Aus einer mutigen Idee wurde eine einzigartige Verwaltungsinnovation

Wien (OTS) - Die österreichische Verwaltung trennt sich vom
traditionellen Akt in Papierform. Derzeit arbeiten bereits etwa 4.500
Mitarbeiter in sieben Ministerien mit dem "Elektronischen Akt"
(ELAK). Bis Ende des Jahres folgen die übrigen fünf Ministerien. Das
weltweit einzigartige Projekt "ELAK im Bund" betrifft insgesamt rund
7.500 Benutzer in allen Ministerien und ist eines der größten und
wichtigsten Projekte der Verwaltungsreform. Geplant ist eine
Ausweitung auf 17.000 User in der gesamten Bundesverwaltung.

Mit durchgehenden elektronischen Verwaltungsprozessen sorgt der
ELAK für eine große Vereinfachung und Beschleunigung der
Arbeitsprozesse. Zudem ist der Elektronische Akt eine zwingende
Voraussetzung für bürger- und serviceorientierte E
Government-Anwendungen. Die internationale Vorreiterrolle verdankt
das Großprojekt einerseits dem vorbildlichen Zusammenwirken und
Einsatz aller beteiligten Verwaltungseinheiten und Unternehmen und
andererseits einem umfassenden und ressortübergreifenden
Organisationsprojekt.

Das Projekt wird von der "Arbeitsgemeinschaft Elektronischer Akt"
(ARGE ELAK, bestehend aus der Bundesrechenzentrum GmbH und dem
Tochterunternehmen BIT-S GmbH) in enger Kooperation mit allen 12
Bundesministerien Österreichs umgesetzt, wobei die Kompetenzen der
ARGE ELAK und deren Subunternehmen IBM und Fabasoft AT Software GmbH
& Co KG gebündelt werden.

ELAK ist das Kernstück und die Basis für E-Government

Damit Amtswege "online" erledigt werden können, müssen auf
Behördenseite entsprechende Prozessstrukturen und die dahinter
stehenden IT-Systeme vorhanden sein. Der ELAK ist ein solches
Backoffice-System und stellt die Basis für nahezu alle E
Government-Anwendungen dar.

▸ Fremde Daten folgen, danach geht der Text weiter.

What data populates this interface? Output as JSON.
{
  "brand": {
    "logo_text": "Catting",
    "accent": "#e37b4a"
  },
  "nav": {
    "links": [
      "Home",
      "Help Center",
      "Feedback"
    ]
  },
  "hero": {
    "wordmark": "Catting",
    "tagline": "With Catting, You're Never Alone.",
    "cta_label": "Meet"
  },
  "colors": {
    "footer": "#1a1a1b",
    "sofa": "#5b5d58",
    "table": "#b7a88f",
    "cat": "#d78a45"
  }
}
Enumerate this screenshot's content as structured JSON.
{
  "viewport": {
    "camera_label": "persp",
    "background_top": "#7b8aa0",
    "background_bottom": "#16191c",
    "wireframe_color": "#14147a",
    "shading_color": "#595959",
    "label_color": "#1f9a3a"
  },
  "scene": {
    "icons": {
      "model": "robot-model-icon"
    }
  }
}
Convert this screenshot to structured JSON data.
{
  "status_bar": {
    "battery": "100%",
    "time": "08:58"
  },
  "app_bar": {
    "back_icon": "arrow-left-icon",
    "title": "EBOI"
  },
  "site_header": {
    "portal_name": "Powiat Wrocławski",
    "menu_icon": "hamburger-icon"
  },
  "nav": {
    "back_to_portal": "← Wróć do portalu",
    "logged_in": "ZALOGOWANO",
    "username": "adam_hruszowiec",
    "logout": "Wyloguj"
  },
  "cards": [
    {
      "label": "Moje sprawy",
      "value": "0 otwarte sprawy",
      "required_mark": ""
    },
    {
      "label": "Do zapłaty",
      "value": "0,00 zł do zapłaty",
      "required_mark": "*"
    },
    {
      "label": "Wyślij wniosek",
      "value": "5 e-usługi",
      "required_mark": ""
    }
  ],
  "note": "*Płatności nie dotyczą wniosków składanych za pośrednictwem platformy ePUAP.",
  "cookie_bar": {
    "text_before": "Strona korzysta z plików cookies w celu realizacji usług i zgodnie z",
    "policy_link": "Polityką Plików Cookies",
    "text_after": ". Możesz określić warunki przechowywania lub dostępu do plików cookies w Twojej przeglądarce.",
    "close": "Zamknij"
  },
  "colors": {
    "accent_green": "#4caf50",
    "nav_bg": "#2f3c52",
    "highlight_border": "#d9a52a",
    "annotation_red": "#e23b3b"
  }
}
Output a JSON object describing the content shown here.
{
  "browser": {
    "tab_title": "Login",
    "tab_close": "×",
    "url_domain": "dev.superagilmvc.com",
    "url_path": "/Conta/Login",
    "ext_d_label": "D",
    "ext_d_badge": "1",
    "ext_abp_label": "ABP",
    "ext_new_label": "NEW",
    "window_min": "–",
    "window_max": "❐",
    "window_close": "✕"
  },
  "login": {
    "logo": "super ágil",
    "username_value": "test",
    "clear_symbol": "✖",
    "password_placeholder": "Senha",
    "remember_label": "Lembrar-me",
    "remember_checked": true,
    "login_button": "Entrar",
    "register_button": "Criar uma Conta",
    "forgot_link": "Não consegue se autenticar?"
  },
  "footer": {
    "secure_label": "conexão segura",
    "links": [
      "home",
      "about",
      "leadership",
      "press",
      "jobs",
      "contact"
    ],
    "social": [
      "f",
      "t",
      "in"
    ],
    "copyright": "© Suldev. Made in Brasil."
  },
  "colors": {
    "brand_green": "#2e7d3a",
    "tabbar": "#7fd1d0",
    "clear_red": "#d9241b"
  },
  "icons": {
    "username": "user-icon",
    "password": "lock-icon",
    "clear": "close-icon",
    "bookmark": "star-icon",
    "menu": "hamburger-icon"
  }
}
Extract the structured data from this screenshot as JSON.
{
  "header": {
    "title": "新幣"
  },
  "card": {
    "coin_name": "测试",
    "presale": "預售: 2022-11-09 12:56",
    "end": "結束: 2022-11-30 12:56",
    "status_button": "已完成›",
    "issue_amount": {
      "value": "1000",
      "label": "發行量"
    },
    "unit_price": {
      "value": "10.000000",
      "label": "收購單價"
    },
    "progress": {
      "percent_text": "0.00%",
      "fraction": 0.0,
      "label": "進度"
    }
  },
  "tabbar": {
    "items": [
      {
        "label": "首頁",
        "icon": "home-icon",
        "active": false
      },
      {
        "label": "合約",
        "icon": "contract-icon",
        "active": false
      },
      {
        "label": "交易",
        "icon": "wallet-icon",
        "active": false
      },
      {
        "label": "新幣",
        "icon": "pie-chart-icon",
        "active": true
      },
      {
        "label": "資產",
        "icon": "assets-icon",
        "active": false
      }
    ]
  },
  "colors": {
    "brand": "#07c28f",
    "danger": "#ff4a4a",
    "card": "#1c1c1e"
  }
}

Zur Bedeutung von E-Government für
Österreich meint Christian Rupp, Exekutivsekretär E Government des
Bundes: "Durch innovatives E Government wird eine leistungsfähige
Infrastruktur aufgebaut und durch Prozessautomatisierungen können auf
Behörden- und Unternehmensseite Zeit und Kosten gespart werden.
Beides steigert die Wettbewerbsfähigkeit."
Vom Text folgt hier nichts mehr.